Of course they don’t say the wordsKlein geometry” or “Erlanger program” (we have to distinguish between names and the mathematical reality that they refer to) but they start by considering the homogenous coset spaces that are the Klein geometry hallmark and then find their crucial technique by globalizing these. In their re-invention of Cartan geometry this way, they came up with interesting ways of thinking about these structures: For instance they say “soft group manifold” for the differential form structure which globalizes Maurer-Cartan forms on Kleinian cosets to Cartan geometries. The terminology didn’t catch on, but it reflects precisely the understanding that Cartan geometry is a “softening” of Kleinian geometry

Also, these authors are well aware that this is more general than just the case of Minkowski = Poincaré/Lorentz: In that textbook they discuss also the dS and AdS case, and, crucially, they use all this only as the stepping stone to do super-Cartan geometry, which comes about from considering cosets of the super-Poincaré and super-(anti)de Sitter groups.

This perspective keeps being developed to great generality by physicists: In approaches to make U-duality geometric one considers Cartan geometry over ever larger cosets, culminating in something like Cartan geometry modeled on E11 modulo its maximal compact sub-group (or sub-thing).

So once you allow for the fact that not every physicists who studies Cartan geometry uses the same language as you do, you’ll find that the Cartan geometry physicists have been and are studying is extremely general and powerful. It serves to pay attention to that.

(Not the least, Cartan geometry is pretty much the only way to do supergravity — noticing that the only way to define local model super-spacetimes is as coset of supergroups — and that this is what physicists are doing has been particularly highlighted by John Lott 01.)

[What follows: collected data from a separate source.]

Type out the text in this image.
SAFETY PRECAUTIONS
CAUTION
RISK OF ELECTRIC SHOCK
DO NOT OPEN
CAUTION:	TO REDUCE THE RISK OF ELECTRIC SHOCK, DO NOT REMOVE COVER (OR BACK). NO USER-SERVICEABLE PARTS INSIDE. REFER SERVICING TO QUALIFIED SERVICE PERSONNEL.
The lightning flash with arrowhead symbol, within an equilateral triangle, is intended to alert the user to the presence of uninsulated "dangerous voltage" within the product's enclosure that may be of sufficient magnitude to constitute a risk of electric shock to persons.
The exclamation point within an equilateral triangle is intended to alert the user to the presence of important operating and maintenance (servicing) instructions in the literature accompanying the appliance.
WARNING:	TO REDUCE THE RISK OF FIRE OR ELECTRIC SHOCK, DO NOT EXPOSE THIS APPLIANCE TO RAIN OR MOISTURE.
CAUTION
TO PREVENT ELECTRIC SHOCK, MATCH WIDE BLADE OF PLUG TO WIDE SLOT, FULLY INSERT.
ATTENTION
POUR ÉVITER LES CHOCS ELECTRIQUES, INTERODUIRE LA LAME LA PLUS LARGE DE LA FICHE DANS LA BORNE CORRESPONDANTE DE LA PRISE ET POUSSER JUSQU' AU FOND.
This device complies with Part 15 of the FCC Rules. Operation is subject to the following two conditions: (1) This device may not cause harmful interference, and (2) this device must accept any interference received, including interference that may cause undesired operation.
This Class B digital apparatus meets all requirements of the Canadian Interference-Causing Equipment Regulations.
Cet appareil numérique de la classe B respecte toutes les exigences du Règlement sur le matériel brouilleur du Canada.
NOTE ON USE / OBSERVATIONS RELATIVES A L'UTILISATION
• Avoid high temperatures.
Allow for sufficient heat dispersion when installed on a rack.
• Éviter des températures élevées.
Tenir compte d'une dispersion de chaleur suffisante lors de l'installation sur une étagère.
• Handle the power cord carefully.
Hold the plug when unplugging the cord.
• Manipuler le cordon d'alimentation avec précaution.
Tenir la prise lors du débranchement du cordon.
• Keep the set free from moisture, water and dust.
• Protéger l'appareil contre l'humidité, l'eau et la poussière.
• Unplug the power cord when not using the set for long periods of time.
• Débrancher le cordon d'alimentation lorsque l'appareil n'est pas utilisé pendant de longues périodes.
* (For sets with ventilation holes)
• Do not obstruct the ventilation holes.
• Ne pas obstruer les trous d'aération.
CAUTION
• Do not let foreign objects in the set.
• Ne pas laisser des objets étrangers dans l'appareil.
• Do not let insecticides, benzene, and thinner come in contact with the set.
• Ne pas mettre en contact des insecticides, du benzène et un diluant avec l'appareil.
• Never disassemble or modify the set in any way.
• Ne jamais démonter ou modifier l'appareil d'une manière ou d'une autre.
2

While conformal Cartan geometry is not discussed in this particular textbook, they do discuss this in their published articles. (But I won’t point to the arXiv now, not to distract you from opening their fantastic textbook!)

20. Derek Wise says:

Urs,
I certainly don’t intend to suggest that physicists don’t understand something because they don’t phrase it in the language of mathematicians, or vice-versa. And I agree that there’s a lot of great work in the physics literature related to Cartan geometry, including the D’Auria-Fré formulation, a bunch of work on first order gravity, and the tractor calculus literature, to name a few. But, when you answer the question “So Cartan geometry is basically the same thing as the vielbein formalism?” with “Yes” I have to disagree. That’s just a small piece of Cartan geometry.
Derek

21. Jon A says:

Towards the beginning of the paper of Cattaneo and Schiavina (CS) referenced by Urs’s page on first order formulations of gravity, they write that they hope to reproduce for the Palatini-Holst (PH) action the success they’d had with the Einstein-Hilbert (EH) action. CS proved in 2015 the EH action gave a (Batalin Vilkovisk) BV theory which, on manifolds with boundary, moreover gave a proper (add Fradkin) BV-BFV theory, in the sense of Cattaneo, Mnev, and Reshetikhin (CMR). Given a solution of the corresponding master equation, this would give a quantization of gravity.

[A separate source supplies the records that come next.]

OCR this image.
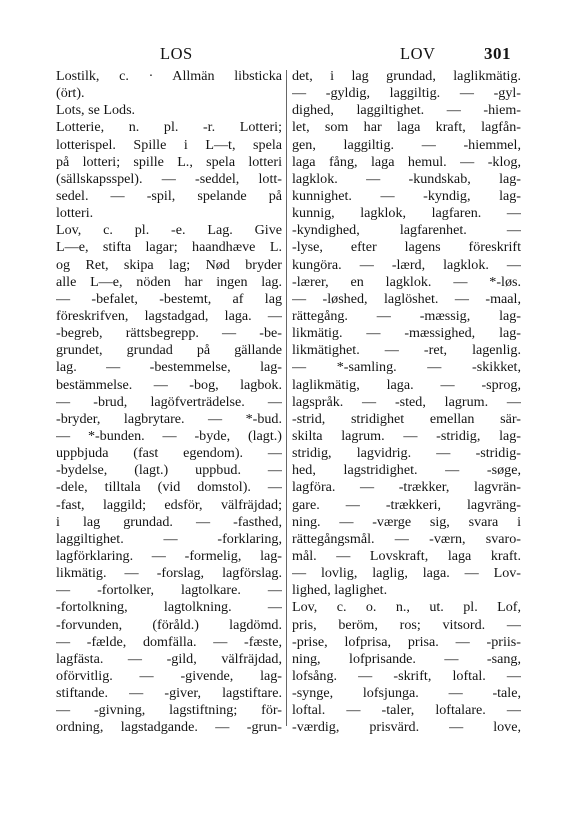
LOS	LOV	301
Lostilk, c. · Allmän libsticka
(ört).
Lots, se Lods.
Lotterie, n. pl. -r. Lotteri;
lotterispel. Spille i L—t, spela
på lotteri; spille L., spela lotteri
(sällskapsspel). — -seddel, lott-
sedel. — -spil, spelande på
lotteri.
Lov, c. pl. -e. Lag. Give
L—e, stifta lagar; haandhæve L.
og Ret, skipa lag; Nød bryder
alle L—e, nöden har ingen lag.
— -befalet, -bestemt, af lag
föreskrifven, lagstadgad, laga. —
-begreb, rättsbegrepp. — -be-
grundet, grundad på gällande
lag. — -bestemmelse, lag-
bestämmelse. — -bog, lagbok.
— -brud, lagöfverträdelse. —
-bryder, lagbrytare. — *-bud.
— *-bunden. — -byde, (lagt.)
uppbjuda (fast egendom). —
-bydelse, (lagt.) uppbud. —
-dele, tilltala (vid domstol). —
-fast, laggild; edsför, välfräjdad;
i lag grundad. — -fasthed,
laggiltighet. — -forklaring,
lagförklaring. — -formelig, lag-
likmätig. — -forslag, lagförslag.
— -fortolker, lagtolkare. —
-fortolkning, lagtolkning. —
-forvunden, (föråld.) lagdömd.
— -fælde, domfälla. — -fæste,
lagfästa. — -gild, välfräjdad,
oförvitlig. — -givende, lag-
stiftande. — -giver, lagstiftare.
— -givning, lagstiftning; för-
ordning, lagstadgande. — -grun-
det, i lag grundad, laglikmätig.
— -gyldig, laggiltig. — -gyl-
dighed, laggiltighet. — -hiem-
let, som har laga kraft, lagfån-
gen, laggiltig. — -hiemmel,
laga fång, laga hemul. — -klog,
lagklok. — -kundskab, lag-
kunnighet. — -kyndig, lag-
kunnig, lagklok, lagfaren. —
-kyndighed, lagfarenhet. —
-lyse, efter lagens föreskrift
kungöra. — -lærd, lagklok. —
-lærer, en lagklok. — *-løs.
— -løshed, laglöshet. — -maal,
rättegång. — -mæssig, lag-
likmätig. — -mæssighed, lag-
likmätighet. — -ret, lagenlig.
— *-samling. — -skikket,
laglikmätig, laga. — -sprog,
lagspråk. — -sted, lagrum. —
-strid, stridighet emellan sär-
skilta lagrum. — -stridig, lag-
stridig, lagvidrig. — -stridig-
hed, lagstridighet. — -søge,
lagföra. — -trækker, lagvrän-
gare. — -trækkeri, lagvräng-
ning. — -værge sig, svara i
rättegångsmål. — -værn, svaro-
mål. — Lovskraft, laga kraft.
— lovlig, laglig, laga. — Lov-
lighed, laglighet.
Lov, c. o. n., ut. pl. Lof,
pris, beröm, ros; vitsord. —
-prise, lofprisa, prisa. — -priis-
ning, lofprisande. — -sang,
lofsång. — -skrift, loftal. —
-synge, lofsjunga. — -tale,
loftal. — -taler, loftalare. —
-værdig, prisvärd. — love,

In Schiavina’s thesis, he proves the Palatini-Holst action’s minimal BV theory doesn’t allow a CMR-BV-BFV theory – the kernel of the pre-boundary two form isn’t of uniform rank changes as you move around the space of fields. Worse still, when you impose the Half-shell constraint (without which the connection is underconstrained), the pre-boundary two form isn’t presymplectic. So this equivalence of on-shell phase spaces *doesn’t seem* to extend to their derived locii (similarly for Pleibanski- while MacDowell Mansouri doesn’t seem to have this problem).

Their more recent paper suggests either perturbing the action by a boundary to overcome this problem or considering boundary preserving variations. They explore the latter and obtain something again inequivalent to Einstein-Hilbert.

When CS first began publishing their work two years ago, I thought this stuff would become a hot topic in QG. Whenever I’d run into Michele on campus, I didn’t get the sense other physics people cared about it. Good to see this work making its way into the collective consciousness.